As for life outside of the hospital, Chone didn’t have quite as much to offer as Quito. There was actually not much to do in the town itself. Luckily it was about an hour from the coast so we made a few weekend trips to the beach to go surfing and lay in the sand. People from Chone (Choneros) are very prideful of their hometown and everywhere around the town had signs and stickers that said 100% Chone Lindo (beautiful). It was a little ironic because it was probably the least beautiful place in Ecuador that I’ve seen but maybe it’s a coping mechanism. At least the people were nice, although we attracted a lot of attention. Not a lot of foreigners have a reason to go to Chone (except for CFHI students), so the site of English speaking gringos was very exciting for the kids/creepy men/taxi drivers/and everyone else. Basically everyone that saw us walking down the street felt the need to call out to us from their homes or cars or as they walked pass and use the few English words they knew. There were a lot of “hellos,” some calls of “what your name!?,” a few “I love you’s,” and even a “good morning teacher” one evening as we walked home. At first we felt harassed by all this, especially when the calls came from men even though we knew they do not view it as harassment. We got more comfortable figuring out which ones to respond to and determining which greetings were truly friendly and which were creepy and ill intentioned. For the most part people were just trying to be friendly so I tried to wave or say hello back to the kids and old people/women but tried to ignore the men who were professing their love to us, flattering as it may have been.

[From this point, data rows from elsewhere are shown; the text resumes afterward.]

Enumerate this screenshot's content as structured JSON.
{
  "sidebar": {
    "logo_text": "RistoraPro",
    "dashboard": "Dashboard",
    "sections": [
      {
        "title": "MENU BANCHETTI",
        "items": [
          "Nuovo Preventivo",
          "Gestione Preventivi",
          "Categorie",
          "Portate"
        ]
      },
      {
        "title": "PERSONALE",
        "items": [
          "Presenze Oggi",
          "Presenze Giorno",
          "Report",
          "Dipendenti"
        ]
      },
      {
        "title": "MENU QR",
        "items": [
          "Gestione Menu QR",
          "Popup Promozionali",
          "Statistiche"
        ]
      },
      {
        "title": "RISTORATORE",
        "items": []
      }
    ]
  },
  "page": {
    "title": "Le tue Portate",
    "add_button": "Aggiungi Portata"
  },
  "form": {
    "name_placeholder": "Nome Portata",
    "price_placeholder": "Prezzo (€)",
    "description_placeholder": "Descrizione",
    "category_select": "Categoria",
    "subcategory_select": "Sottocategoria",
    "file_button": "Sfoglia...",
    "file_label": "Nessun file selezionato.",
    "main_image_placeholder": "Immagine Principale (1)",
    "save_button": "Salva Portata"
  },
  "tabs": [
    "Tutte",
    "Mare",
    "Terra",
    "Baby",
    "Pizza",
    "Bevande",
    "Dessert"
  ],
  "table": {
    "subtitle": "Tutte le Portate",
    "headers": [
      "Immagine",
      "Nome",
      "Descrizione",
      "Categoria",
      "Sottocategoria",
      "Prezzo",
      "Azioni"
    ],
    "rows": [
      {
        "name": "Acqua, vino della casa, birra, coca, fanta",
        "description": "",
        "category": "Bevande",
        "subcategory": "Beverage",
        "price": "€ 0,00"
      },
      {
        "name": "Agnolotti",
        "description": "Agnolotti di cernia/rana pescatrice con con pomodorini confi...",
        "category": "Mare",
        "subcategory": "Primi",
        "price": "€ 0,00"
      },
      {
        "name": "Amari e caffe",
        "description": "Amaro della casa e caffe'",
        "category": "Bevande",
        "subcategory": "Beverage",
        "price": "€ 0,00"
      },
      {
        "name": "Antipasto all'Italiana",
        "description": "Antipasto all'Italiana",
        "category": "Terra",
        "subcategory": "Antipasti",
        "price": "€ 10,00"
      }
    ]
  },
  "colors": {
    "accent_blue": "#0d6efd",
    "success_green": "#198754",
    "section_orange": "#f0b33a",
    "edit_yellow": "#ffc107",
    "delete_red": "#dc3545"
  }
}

This was our host family in Chone, they were so sweet! They had a little birthday celebration for Ricky and Oresta and we wore our 100% Chone Lindo shirts that we had made. The group before us had stickers made so we had to one up them. Our host family kept us well fed and Pepe, our 80 year old host dad even took us out to the Chone festival one night and drank canelazo with us (Ecuadorian national drink) and danced salsa with us, it was awesome!


With Dra. Diaz on the pediatrics floor in the hospital. She was a great teacher!


In front of the Chone hospital.


The street we lived on in Chone. As you can see the dirt roads have the potential to kick up a lot of dust. A lot of people water down the road outside their houses in the afternoon to make it less dusty, mud seems to be preferable.